Attention: The Origin of Transformer
Paper: Neural Machine Translation by Jointly Learning to Align and Translate
This paper (Bahdanau et al., 2014) introduced attention for sequence-to-sequence models. The idea later became the core mechanism behind Transformers.
Why attention
Classic encoder-decoder RNNs compress the entire source sequence into a single fixed-length vector. For long sentences, that vector becomes a bottleneck. Attention replaces the single vector with a dynamic context that changes at every decoding step.
Alignment weights
At decoding step \(i\), the model assigns a weight to each encoder state \(h_j\): \[ a_{ij} = \frac{\exp(e_{ij})}{\sum_{k=1}^{T_x} \exp(e_{ik})}, \] where \(T_x\) is the source length. The weights are positive and sum to 1.
The attention score
The alignment score compares the previous decoder state with each encoder state: \[ e_{ij} = a(s_{i-1}, h_j). \] A common formulation in the paper is additive attention: \[ e_{ij} = v^T \tanh(W_s s_{i-1} + W_h h_j). \]

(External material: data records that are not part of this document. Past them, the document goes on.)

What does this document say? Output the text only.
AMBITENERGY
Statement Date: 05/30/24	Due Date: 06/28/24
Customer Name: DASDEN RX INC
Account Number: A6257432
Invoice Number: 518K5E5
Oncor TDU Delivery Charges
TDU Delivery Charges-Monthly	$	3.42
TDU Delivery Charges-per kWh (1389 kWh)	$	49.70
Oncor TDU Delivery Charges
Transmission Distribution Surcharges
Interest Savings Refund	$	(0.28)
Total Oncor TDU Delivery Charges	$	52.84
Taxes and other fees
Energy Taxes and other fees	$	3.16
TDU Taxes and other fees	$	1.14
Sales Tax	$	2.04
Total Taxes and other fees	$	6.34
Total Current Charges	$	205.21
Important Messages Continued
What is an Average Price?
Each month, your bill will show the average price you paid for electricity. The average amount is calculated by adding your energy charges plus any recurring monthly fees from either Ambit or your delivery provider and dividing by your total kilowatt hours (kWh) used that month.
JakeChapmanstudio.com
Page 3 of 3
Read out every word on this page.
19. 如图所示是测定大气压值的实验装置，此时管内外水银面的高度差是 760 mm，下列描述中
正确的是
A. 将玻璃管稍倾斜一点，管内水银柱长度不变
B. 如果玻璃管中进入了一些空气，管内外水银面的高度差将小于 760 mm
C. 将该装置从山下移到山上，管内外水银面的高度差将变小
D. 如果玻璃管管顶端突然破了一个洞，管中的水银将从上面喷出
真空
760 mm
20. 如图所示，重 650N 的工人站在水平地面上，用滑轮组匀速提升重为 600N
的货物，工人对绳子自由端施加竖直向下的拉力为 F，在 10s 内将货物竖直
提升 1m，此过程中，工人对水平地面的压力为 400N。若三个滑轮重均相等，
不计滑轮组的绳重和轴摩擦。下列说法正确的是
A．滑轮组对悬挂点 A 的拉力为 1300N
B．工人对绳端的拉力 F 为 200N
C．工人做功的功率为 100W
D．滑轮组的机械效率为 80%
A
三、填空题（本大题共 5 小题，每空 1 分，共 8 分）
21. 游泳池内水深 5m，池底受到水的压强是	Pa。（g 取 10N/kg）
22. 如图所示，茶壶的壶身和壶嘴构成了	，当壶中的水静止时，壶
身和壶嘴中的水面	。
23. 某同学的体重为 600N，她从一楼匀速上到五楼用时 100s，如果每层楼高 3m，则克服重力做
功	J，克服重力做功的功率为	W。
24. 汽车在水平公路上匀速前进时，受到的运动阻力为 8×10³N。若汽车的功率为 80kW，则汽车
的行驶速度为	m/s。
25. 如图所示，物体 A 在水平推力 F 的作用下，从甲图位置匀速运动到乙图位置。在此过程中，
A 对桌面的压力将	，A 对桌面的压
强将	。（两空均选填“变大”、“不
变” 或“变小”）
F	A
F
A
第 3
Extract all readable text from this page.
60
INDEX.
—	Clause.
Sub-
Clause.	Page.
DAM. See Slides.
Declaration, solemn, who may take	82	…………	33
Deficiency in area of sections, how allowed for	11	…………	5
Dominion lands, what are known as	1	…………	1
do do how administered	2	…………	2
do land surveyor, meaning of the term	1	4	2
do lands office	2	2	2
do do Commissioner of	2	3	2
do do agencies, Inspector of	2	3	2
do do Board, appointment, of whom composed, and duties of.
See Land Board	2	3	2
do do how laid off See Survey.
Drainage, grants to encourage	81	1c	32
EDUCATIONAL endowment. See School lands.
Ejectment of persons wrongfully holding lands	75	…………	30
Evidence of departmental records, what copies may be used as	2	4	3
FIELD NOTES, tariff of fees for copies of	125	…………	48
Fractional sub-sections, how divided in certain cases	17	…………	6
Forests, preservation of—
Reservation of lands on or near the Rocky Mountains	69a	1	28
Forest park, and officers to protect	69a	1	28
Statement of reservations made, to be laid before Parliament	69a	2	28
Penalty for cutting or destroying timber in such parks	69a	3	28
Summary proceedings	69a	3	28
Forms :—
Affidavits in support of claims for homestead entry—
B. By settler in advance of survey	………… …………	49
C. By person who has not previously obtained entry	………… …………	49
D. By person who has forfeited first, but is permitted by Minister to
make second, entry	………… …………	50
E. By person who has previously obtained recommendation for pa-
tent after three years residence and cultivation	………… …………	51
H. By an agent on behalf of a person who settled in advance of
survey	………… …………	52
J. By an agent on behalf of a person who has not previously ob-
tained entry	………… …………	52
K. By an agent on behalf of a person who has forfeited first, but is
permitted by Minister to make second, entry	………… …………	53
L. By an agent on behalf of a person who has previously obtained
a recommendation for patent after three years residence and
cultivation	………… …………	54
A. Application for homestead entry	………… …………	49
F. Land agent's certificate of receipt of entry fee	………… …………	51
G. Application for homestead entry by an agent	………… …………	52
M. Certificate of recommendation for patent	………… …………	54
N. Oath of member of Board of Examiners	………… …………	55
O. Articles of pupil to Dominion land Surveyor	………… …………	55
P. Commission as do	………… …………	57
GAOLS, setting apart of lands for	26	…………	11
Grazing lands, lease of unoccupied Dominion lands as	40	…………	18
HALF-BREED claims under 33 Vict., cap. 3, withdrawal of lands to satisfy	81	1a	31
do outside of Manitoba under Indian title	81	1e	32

- \(s_{i-1}\): decoder hidden state from the previous step
- \(h_j\): encoder hidden state for source position \(j\)
- \(W_s, W_h\): projections into a shared attention space
- \(v\): learned vector that converts the hidden interaction into a scalar score
This is conceptually similar to Transformer query/key projections, but with an additive scoring function instead of a dot product.

The context vector
The context vector is a weighted sum of encoder states: \[ c_i = \sum_{j=1}^{T_x} a_{ij} h_j. \] This lets the decoder focus on different parts of the input as it generates each token.

Connection to Transformers
- Queries: decoder state \(s_{i-1}\)
- Keys/Values: encoder states \(h_j\)
- Weighted sum: context vector \(c_i\)
Transformers generalize this idea with multi-head attention and parallel computation, but the core intuition is the same: soft alignment over the source sequence.
Takeaway. Attention removes the fixed-vector bottleneck by letting the model compute a new context at every step. That single change enabled far better long-sequence modeling and inspired the Transformer architecture.